Ils vous doivent beaucoup parce que vous les avez dopés?
J’ai travaillé longtemps avec le docteur Eric Ryckaert. Il disait tout le temps, «on ne dope pas les coureurs, on les aide». Il fallait les faire courir comme ça. C’était bon pour eux. A l’eau claire, il est impossible d’être performant. Quand on pédale sur de longues distances tous les jours, sous la chaleur, le corps ne peut pas récupérer. Donc c’est indispensable. On a travaillé avec de l’EPO, de l’hormone de croissance. Si on voulait jouer les premiers rôles, il fallait faire comme ça. Pour nous, cela faisait partie du suivi médical. On voulait vraiment bien faire. Ce n’est qu’après coup qu’on a pris conscience d’avoir joué avec le feu.

Aujourd’hui les choses ont-elles changé?
Quand on voit l’allure à laquelle roulent les coureurs… Ça va aussi vite qu’avant, voire plus vite. Je ne vois pas comment les choses auraient pu changer. Gagner le Tour à l’eau claire, ça me paraît difficile. Mais pour moi, ce n’est pas grave. C’est toujours le meilleur qui gagne. A la base, les coureurs sont quand même des gens hors du commun. Même avec les meilleurs produits, n’importe qui ne devient pas un champion.

Vous avez gardé des contacts dans ce milieu?
Avec certains anciens collègues de travail, oui. J’ai quand même fréquenté le monde du vélo pendant trente ans. Mais dans l’ensemble, tous les coureurs me font la gueule parce que j’ai tout dévoilé. Ça me déçoit. Il n’y a jamais eu la moindre solidarité envers moi. Il y a dix ans, j’ai quand même payé de ma poche les 90.000 francs d’amende douanière pour des produits qui leur étaient destinés!

Dans ces moments-là, il n’y a plus aucune solidarité?
Non. S’ils avaient eu des sentiments, ils auraient pu se dire, bon OK, on va payer pour lui. Mais non, rien du tout. Personne ne m’a soutenu. Et c’est ce qui m’a fait le plus mal. Ça m’a cassé. Moi, j’ai tout fait pour eux. Alors quand au final on se prend le retour de l’élastique en pleine gueule…

Aujourd’hui encore, ils vous tournent le dos?
Pour la plupart oui.

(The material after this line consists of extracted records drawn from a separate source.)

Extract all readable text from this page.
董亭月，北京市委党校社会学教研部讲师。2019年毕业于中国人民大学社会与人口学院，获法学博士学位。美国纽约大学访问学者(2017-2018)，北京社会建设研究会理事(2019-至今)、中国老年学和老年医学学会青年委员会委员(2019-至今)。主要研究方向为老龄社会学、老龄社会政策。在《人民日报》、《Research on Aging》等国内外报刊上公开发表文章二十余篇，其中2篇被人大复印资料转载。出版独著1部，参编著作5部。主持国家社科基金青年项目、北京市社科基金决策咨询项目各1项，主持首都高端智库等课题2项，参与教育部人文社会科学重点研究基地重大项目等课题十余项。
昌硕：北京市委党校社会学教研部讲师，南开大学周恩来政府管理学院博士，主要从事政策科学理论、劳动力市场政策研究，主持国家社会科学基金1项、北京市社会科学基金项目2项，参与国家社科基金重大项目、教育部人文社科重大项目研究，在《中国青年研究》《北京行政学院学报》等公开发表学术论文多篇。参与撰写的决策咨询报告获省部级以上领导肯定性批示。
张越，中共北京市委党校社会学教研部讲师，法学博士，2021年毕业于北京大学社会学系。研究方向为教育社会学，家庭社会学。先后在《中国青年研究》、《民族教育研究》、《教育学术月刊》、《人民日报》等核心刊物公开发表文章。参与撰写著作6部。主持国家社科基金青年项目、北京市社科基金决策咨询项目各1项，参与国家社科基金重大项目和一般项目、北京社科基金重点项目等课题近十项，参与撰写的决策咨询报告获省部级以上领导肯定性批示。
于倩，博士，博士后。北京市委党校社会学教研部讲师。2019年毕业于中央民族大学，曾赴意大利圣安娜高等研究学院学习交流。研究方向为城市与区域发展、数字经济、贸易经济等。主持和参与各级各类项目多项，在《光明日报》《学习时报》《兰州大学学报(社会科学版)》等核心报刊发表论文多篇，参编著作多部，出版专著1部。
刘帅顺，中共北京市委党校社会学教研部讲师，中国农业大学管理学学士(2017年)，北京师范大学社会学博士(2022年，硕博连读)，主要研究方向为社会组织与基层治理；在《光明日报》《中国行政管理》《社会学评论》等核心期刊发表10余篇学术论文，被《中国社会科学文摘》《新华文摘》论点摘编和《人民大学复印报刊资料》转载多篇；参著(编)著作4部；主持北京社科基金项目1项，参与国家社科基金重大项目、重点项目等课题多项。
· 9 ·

J’ai des liens avec Bruno Roussel (l’ex-directeur sportif de l’équipe) parce qu’au fil du temps, les choses se sont arrangées. Il a tout avoué aussi. Maintenant, de temps en temps, on donne ensemble des conférences sur le dopage.

Vous aimez toujours le cyclisme?
Bien sûr, Le vélo, c’est toute ma vie. J’en ai fait moi-même, je me suis chargé. Je sais comment ça marche et tout ce qu’il se passe. Le vélo, je l’ai toujours connu comme ça.

Vous avez des regrets par rapport à ce qu’il s’est passé il y a dix ans?
Peut-être que je suis resté un peu trop longtemps dans le milieu. Si j’étais parti plus tôt, je n’aurais pas été arrêté. Mais quand je regarde en arrière, il y a de bons souvenirs. On a gagné pas mal de courses, j’ai connu deux champions du monde. Le plus chiant, c’était la prison, mais après, il y reste du positif.